When we talk about the affordability crisis, most people think about prices.
Groceries. Housing. Health care. Childcare.
But what’s get less attention is one of the forces driving up costs in this country: far-right judges on the federal courts.
Over the past several years, Donald Trump has reshaped the judiciary with judges who consistently side with corporations over working people and consumers. And now, those judges are issuing decisions that are making it harder to earn a fair wage, easier for corporations to raise prices and fees, and more difficult for everyday Americans to fight back.
This is already hitting people’s paychecks, bills, and ability to get ahead.
Trump-appointed judges have:
- Blocked rules that would expand overtime pay, keeping wages lower for millions of workers
- Struck down protections like eviction moratoriums, putting more families at risk of losing their homes
- Undermined the Consumer Financial Protection Bureau, making it easier for banks and lenders to hit people with junk fees and predatory practices
- Allowed corporations to force workers and consumers into arbitration, shutting the courthouse doors when people try to challenge illegal behavior
Each of these decisions tilts the balance of power in the same direction: toward corporations, and away from you.
That has real consequences.
- When workers cannot organize or fight wage theft, pay stagnates.
- When consumer protections are weakened, costs go up.
- When corporate monopolies go unchecked, prices rise.
- When courts block relief programs like student debt forgiveness, families are left with fewer resources to afford basic necessities.
This is how the affordability crisis gets worse even when it feels like no one voted for it.

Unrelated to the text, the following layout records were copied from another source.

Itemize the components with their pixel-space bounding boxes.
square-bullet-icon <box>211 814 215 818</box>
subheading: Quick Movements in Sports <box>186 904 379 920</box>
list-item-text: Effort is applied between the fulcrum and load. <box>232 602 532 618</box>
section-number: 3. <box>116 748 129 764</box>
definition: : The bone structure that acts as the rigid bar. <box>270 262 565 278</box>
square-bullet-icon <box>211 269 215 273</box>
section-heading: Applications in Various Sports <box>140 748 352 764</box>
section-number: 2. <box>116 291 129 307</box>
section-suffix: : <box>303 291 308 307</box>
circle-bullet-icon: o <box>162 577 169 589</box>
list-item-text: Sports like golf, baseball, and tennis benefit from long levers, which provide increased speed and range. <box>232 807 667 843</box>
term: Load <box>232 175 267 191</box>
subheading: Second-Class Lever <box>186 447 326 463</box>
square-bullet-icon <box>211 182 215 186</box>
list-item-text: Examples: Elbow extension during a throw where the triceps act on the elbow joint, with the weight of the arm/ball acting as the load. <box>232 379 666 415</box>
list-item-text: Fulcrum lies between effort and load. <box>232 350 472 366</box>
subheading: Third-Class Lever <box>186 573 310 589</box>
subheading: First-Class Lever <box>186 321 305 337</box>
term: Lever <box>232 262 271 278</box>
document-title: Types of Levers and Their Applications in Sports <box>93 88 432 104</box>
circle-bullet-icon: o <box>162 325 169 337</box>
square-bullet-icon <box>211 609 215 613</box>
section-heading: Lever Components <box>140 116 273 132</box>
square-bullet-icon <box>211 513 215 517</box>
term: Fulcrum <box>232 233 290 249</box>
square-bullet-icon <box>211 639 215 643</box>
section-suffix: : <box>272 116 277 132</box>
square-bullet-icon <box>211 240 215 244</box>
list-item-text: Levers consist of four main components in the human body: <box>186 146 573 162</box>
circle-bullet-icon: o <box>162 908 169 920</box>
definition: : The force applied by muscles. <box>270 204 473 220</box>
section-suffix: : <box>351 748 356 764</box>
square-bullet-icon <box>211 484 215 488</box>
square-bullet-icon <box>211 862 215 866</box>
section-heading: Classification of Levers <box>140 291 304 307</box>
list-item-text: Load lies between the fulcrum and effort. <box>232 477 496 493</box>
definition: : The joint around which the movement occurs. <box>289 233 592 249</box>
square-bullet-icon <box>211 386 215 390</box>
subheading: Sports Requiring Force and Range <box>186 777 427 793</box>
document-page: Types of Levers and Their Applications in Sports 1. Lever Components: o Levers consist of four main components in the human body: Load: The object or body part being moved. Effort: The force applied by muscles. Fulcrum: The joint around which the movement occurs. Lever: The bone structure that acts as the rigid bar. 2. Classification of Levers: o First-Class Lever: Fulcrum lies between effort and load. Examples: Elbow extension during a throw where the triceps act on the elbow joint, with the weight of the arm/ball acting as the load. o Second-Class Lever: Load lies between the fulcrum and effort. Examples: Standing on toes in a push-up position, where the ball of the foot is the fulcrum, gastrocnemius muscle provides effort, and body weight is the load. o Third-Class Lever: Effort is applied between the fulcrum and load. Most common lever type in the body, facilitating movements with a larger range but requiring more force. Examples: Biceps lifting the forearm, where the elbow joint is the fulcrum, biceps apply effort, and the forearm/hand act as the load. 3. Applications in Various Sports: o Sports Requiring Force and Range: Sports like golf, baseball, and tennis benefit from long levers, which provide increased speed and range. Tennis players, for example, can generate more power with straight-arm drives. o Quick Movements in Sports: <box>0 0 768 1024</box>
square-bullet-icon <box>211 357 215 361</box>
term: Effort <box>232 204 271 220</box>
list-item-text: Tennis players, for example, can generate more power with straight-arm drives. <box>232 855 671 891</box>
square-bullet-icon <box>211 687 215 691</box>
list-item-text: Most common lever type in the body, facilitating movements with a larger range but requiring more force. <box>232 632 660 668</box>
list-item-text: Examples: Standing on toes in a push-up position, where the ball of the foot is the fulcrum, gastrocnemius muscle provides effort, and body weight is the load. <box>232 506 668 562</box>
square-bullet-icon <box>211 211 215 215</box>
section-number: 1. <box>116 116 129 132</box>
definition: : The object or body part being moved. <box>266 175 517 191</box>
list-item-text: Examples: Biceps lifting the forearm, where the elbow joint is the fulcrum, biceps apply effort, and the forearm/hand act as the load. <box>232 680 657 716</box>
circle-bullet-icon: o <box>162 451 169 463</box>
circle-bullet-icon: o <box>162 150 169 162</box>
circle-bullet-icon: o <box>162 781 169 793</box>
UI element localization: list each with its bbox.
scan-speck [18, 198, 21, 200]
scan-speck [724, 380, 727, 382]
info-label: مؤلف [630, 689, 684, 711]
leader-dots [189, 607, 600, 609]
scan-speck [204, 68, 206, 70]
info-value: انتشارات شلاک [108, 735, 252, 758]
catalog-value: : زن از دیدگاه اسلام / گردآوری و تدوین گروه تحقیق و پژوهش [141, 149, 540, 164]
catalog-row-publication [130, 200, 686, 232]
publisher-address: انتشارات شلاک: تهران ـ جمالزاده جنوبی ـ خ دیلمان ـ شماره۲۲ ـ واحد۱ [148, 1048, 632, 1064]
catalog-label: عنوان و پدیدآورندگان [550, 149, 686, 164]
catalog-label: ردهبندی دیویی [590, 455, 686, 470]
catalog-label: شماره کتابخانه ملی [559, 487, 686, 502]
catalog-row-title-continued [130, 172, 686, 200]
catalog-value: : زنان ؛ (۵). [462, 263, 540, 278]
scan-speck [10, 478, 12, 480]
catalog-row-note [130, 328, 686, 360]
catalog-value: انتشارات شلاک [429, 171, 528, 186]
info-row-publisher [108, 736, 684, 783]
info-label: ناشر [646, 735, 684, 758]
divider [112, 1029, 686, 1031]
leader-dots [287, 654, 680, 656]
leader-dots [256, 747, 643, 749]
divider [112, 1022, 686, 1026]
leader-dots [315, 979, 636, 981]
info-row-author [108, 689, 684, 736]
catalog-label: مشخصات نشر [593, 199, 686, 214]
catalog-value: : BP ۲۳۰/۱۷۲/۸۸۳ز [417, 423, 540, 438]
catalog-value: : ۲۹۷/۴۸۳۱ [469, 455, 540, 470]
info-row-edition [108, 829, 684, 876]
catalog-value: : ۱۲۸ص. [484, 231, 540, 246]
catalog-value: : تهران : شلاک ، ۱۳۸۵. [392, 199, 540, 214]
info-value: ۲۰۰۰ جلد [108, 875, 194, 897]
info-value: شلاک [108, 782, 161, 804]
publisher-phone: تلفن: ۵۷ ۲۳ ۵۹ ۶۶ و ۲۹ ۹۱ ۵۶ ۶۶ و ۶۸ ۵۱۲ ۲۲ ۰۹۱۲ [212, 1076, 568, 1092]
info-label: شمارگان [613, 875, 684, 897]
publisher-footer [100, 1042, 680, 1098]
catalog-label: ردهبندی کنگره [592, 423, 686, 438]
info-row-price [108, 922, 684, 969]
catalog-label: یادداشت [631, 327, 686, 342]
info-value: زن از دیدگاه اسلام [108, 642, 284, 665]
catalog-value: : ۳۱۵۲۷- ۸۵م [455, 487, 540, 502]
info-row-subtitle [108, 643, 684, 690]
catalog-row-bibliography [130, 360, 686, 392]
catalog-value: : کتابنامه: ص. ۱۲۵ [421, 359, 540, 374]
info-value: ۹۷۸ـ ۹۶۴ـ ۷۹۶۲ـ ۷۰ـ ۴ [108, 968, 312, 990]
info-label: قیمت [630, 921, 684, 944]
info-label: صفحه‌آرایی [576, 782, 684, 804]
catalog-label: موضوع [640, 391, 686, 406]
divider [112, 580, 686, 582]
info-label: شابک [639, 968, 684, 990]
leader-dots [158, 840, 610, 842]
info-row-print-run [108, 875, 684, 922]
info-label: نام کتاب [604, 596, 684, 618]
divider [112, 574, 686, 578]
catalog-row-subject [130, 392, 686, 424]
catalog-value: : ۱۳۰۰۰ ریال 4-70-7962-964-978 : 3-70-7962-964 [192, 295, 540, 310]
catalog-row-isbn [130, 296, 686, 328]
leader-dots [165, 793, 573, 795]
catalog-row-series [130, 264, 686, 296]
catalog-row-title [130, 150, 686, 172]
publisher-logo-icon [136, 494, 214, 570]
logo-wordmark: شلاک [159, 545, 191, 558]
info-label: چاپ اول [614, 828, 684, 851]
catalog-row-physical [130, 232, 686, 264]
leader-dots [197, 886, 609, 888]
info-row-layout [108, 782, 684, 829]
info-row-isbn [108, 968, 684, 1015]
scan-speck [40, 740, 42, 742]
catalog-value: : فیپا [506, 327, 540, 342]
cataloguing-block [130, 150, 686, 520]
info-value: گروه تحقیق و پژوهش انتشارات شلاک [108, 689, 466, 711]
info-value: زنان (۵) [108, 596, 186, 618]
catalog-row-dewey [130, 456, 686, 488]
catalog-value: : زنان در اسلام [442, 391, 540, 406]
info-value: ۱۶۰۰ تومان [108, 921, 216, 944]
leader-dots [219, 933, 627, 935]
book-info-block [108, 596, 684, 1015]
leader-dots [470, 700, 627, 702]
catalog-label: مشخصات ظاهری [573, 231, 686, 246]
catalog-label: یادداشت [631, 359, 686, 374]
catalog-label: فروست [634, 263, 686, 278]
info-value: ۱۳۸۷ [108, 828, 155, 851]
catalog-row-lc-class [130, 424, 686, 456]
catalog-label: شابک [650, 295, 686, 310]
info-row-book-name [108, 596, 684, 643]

And here is the part that should concern every single person reading this: it is still happening.
Right now, Senate Republicans are continuing to confirm Trump’s judicial nominees to lifetime seats on the bench. These are individuals with records of opposing minimum wage increases, attacking worker protections, defending predatory financial practices, and arguing against the very tools people rely on to hold corporations accountable.
If they are confirmed, they will shape the rules of our economy for decades.
We cannot allow this to continue unchecked.
The truth is simple: Affordability is not just about economic policy. It is about power.
Who has it. Who doesn’t. And who the courts choose to protect.
Right now, too many judges are choosing corporations over people. And unless the Senate changes course, that imbalance will only deepen.
We need a judiciary that understands what is at stake for working families and is willing to uphold the laws that protect them.